Some of that energy comes from Michael's having been around churches all his life. The phrase "taking us to church" signifies the kind of transcendence that can happen in audience members when Michael plays guitar and sings. "You preachin' the gospel anyway," Michael said, because "the blues is a story - not good or bad, but about life." He explained that he writes songs from life experiences that are "true. That's what blues is about - life, telling a story about things that done happened.

"If I write it, it has to mean something to me," he continued, "so when I go in front of an audience and play that song, that's why it has such a feel to it - because I put my all into it." Just a sampling of Burks-penned titles from his first album, 1997's From the Inside Out, hints at his personal troubles before his divorce in 1998: "Find Me a New Love," "Lyin', Sneakin', & Cheatin'," "Lonely Heart," and "Too Hard to Please." Michael's guitar has lava-fluid phrasing and employs lightning attacks as a call-and-response to his vocals to enhance the stories told in the lyrics.

When he was a schoolboy, Michael studied jazz guitar and learned how to read music. This was in Milwaukee, where Michael moved and lived until he was 13 - "and I hated every minute of it," said the avowed "country" man who's fond of catfishing. His father suffered a factory accident and moved the family back home to Camden, Arkansas. There they built three different juke joints, where Michael backed blues and soul legends touring the "chitlin' circuit," including Rufus Thomas, Little Milton, Johnnie Taylor, and O.V. Wright. Besides fronting his own band, by his mid-teens Michael had toured with West Coast great T-Bone Walker and played with the gospel group Clouds of Joy.

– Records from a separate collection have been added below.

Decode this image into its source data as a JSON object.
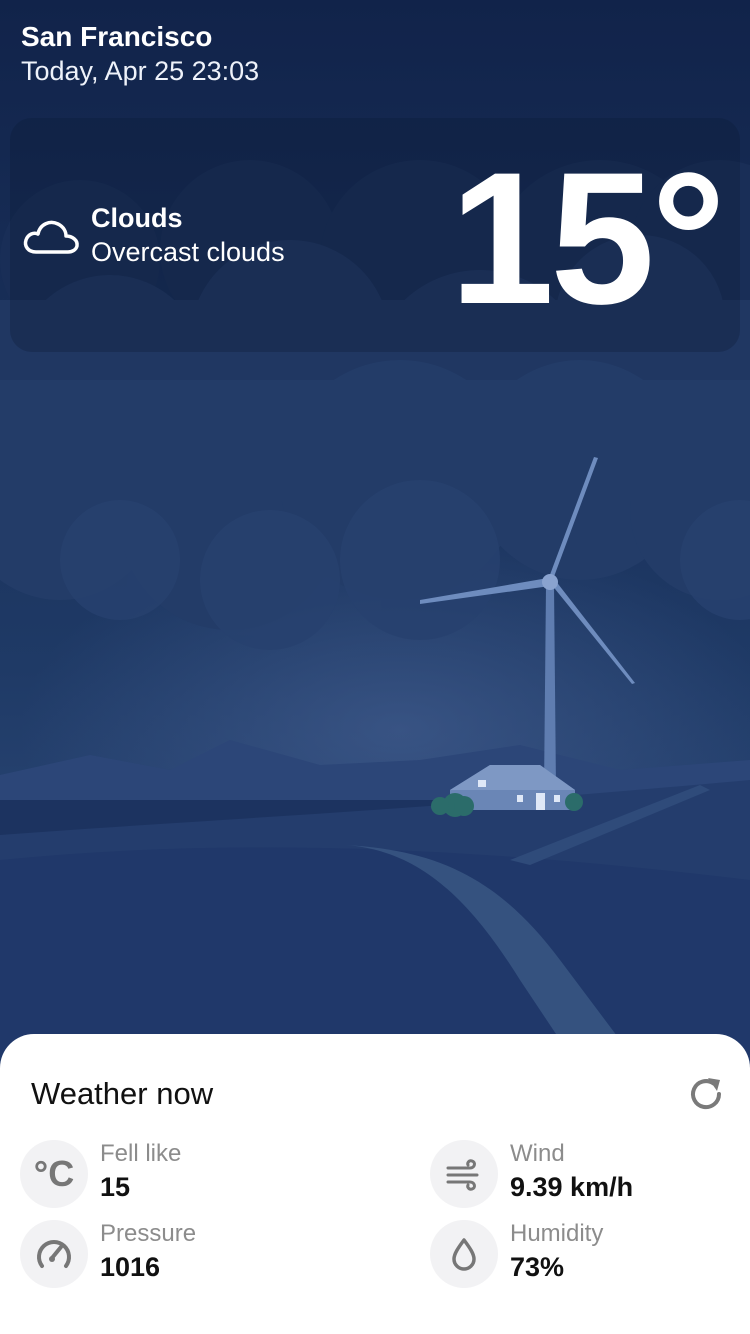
{
  "location": {
    "city": "San Francisco",
    "datetime": "Today, Apr 25 23:03"
  },
  "current": {
    "condition": "Clouds",
    "description": "Overcast clouds",
    "temperature": "15°",
    "icon": "cloud-icon"
  },
  "panel": {
    "title": "Weather now",
    "refresh_icon": "refresh-icon",
    "metrics": {
      "feels_like": {
        "label": "Fell like",
        "value": "15",
        "icon": "celsius-icon"
      },
      "wind": {
        "label": "Wind",
        "value": "9.39 km/h",
        "icon": "wind-icon"
      },
      "pressure": {
        "label": "Pressure",
        "value": "1016",
        "icon": "gauge-icon"
      },
      "humidity": {
        "label": "Humidity",
        "value": "73%",
        "icon": "droplet-icon"
      }
    }
  },
  "colors": {
    "sky_top": "#12254a",
    "sky_bottom": "#2c4774",
    "cloud": "#263f69",
    "ground": "#1f3563",
    "panel_bg": "#ffffff",
    "icon_circle": "#f2f2f4",
    "icon_gray": "#777777"
  }
}
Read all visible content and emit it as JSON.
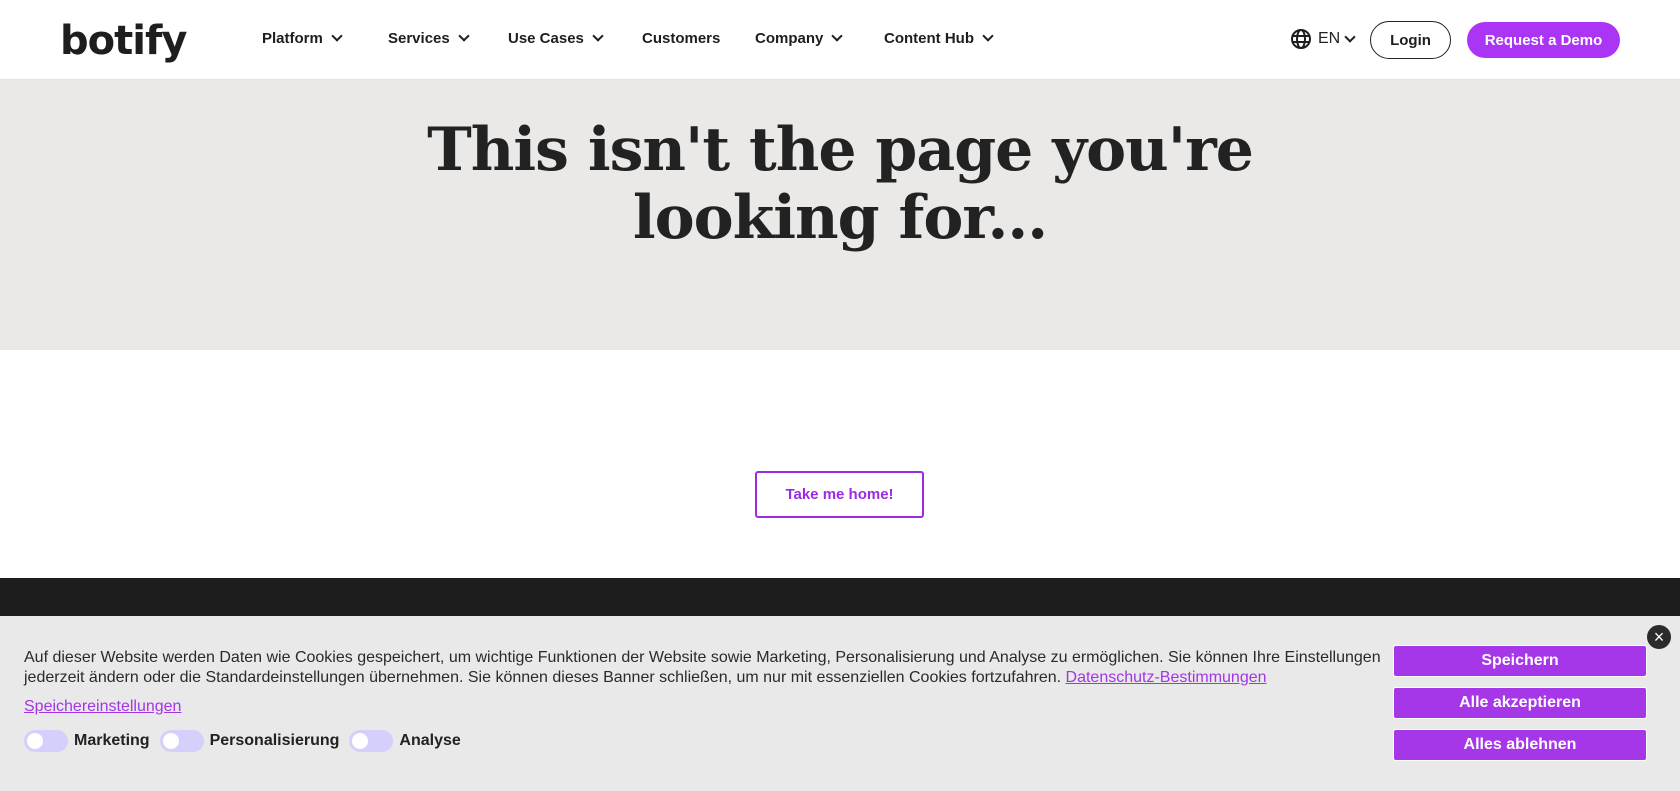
{
  "nav": {
    "logo": "botify",
    "items": [
      {
        "label": "Platform",
        "dropdown": true
      },
      {
        "label": "Services",
        "dropdown": true
      },
      {
        "label": "Use Cases",
        "dropdown": true
      },
      {
        "label": "Customers",
        "dropdown": false
      },
      {
        "label": "Company",
        "dropdown": true
      },
      {
        "label": "Content Hub",
        "dropdown": true
      }
    ],
    "language": "EN",
    "login": "Login",
    "demo": "Request a Demo"
  },
  "hero": {
    "line1": "This isn't the page you're",
    "line2": "looking for..."
  },
  "main": {
    "home_button": "Take me home!"
  },
  "cookie": {
    "text": "Auf dieser Website werden Daten wie Cookies gespeichert, um wichtige Funktionen der Website sowie Marketing, Personalisierung und Analyse zu ermöglichen. Sie können Ihre Einstellungen jederzeit ändern oder die Standardeinstellungen übernehmen. Sie können dieses Banner schließen, um nur mit essenziellen Cookies fortzufahren.",
    "privacy_link": "Datenschutz-Bestimmungen",
    "settings_link": "Speichereinstellungen",
    "toggles": [
      {
        "label": "Marketing",
        "on": false
      },
      {
        "label": "Personalisierung",
        "on": false
      },
      {
        "label": "Analyse",
        "on": false
      }
    ],
    "buttons": {
      "save": "Speichern",
      "accept": "Alle akzeptieren",
      "reject": "Alles ablehnen"
    },
    "close": "×"
  },
  "colors": {
    "accent": "#aa35f5",
    "hero_bg": "#ebe9e7",
    "footer_bg": "#1d1d1d",
    "banner_bg": "#e9e9e9"
  }
}
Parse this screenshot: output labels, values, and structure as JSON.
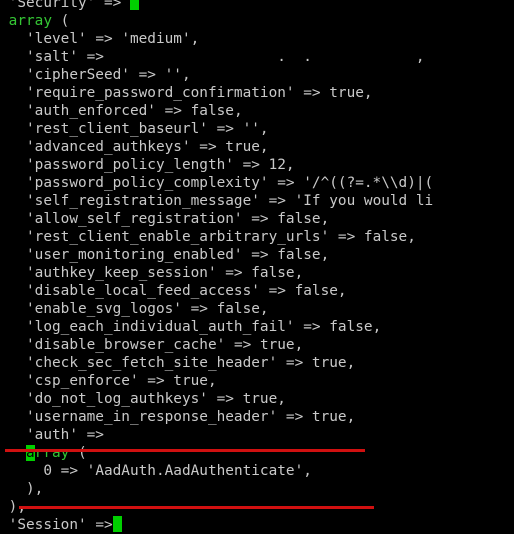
{
  "terminal": {
    "lines": [
      {
        "indent": 1,
        "key": "'Security'",
        "op": " => ",
        "cursor": true
      },
      {
        "indent": 1,
        "kw": "array",
        "rest": " ("
      },
      {
        "indent": 2,
        "key": "'level'",
        "op": " => ",
        "val": "'medium',"
      },
      {
        "indent": 2,
        "key": "'salt'",
        "op": " =>",
        "val": "                    .  .            ,"
      },
      {
        "indent": 2,
        "key": "'cipherSeed'",
        "op": " => ",
        "val": "'',"
      },
      {
        "indent": 2,
        "key": "'require_password_confirmation'",
        "op": " => ",
        "val": "true,"
      },
      {
        "indent": 2,
        "key": "'auth_enforced'",
        "op": " => ",
        "val": "false,"
      },
      {
        "indent": 2,
        "key": "'rest_client_baseurl'",
        "op": " => ",
        "val": "'',"
      },
      {
        "indent": 2,
        "key": "'advanced_authkeys'",
        "op": " => ",
        "val": "true,"
      },
      {
        "indent": 2,
        "key": "'password_policy_length'",
        "op": " => ",
        "val": "12,"
      },
      {
        "indent": 2,
        "key": "'password_policy_complexity'",
        "op": " => ",
        "val": "'/^((?=.*\\\\d)|("
      },
      {
        "indent": 2,
        "key": "'self_registration_message'",
        "op": " => ",
        "val": "'If you would li"
      },
      {
        "indent": 2,
        "key": "'allow_self_registration'",
        "op": " => ",
        "val": "false,"
      },
      {
        "indent": 2,
        "key": "'rest_client_enable_arbitrary_urls'",
        "op": " => ",
        "val": "false,"
      },
      {
        "indent": 2,
        "key": "'user_monitoring_enabled'",
        "op": " => ",
        "val": "false,"
      },
      {
        "indent": 2,
        "key": "'authkey_keep_session'",
        "op": " => ",
        "val": "false,"
      },
      {
        "indent": 2,
        "key": "'disable_local_feed_access'",
        "op": " => ",
        "val": "false,"
      },
      {
        "indent": 2,
        "key": "'enable_svg_logos'",
        "op": " => ",
        "val": "false,"
      },
      {
        "indent": 2,
        "key": "'log_each_individual_auth_fail'",
        "op": " => ",
        "val": "false,"
      },
      {
        "indent": 2,
        "key": "'disable_browser_cache'",
        "op": " => ",
        "val": "true,"
      },
      {
        "indent": 2,
        "key": "'check_sec_fetch_site_header'",
        "op": " => ",
        "val": "true,"
      },
      {
        "indent": 2,
        "key": "'csp_enforce'",
        "op": " => ",
        "val": "true,"
      },
      {
        "indent": 2,
        "key": "'do_not_log_authkeys'",
        "op": " => ",
        "val": "true,"
      },
      {
        "indent": 2,
        "key": "'username_in_response_header'",
        "op": " => ",
        "val": "true,"
      },
      {
        "indent": 2,
        "key": "'auth'",
        "op": " =>"
      },
      {
        "indent": 2,
        "kw_cursor_a": "a",
        "kw": "rray",
        "rest": " ("
      },
      {
        "indent": 3,
        "key": "0",
        "op": " => ",
        "val": "'AadAuth.AadAuthenticate',"
      },
      {
        "indent": 2,
        "rest": "),"
      },
      {
        "indent": 1,
        "rest": "),"
      },
      {
        "indent": 1,
        "key": "'Session'",
        "op": " =>",
        "cursor": true
      }
    ]
  },
  "colors": {
    "background": "#000000",
    "text": "#c9c9c9",
    "keyword": "#34c634",
    "cursor": "#00d000",
    "annotation": "#d01010"
  }
}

By his early 20s, Michael and his band were the attraction at the final family juke joint, a "modern-day" venue seating up to 500 people. When that closed, Michael got a blue-collar job at Lockheed Martin to take care of his wife and child, "but I really missed playing." More than a decade later, after separation from his wife, he "picked the guitar back up. This was in 1993 or '94. Everybody was all excited - it seemed like more excited than me. Even my father was excited."

As he continued working at Lockheed, Michael would play for local events on the weekend. In 1994, Michael and his band won first place in a blues contest in Little Rock, and that qualified them to enter a forerunner of the International Blues Challenge in Memphis - where Michael won the Albert King award for best new guitarist. "That opened a lot of doors," Michael recalled, and they got so busy playing that "I got to the point: ‘Do I want to stay at Lockheed or play?' I picked the music!"

Burks produced his own album in 1997 and played the Mississippi Valley Blues Festival (among others) in 1998. By 2000 he was signed to prestigious Alligator Records, where he put out two acclaimed albums, the second of which, I Smell Smoke, was nominated in 2004 for the Blues Music Award's best contemporary blues album, with the title song nominated for best song. That same year, Michael won the Living Blues award for best guitarist.

This year - at the ripe old age of 49 - Michael Burks was a recipient of the State of Arkansas's lifetime-achievement award.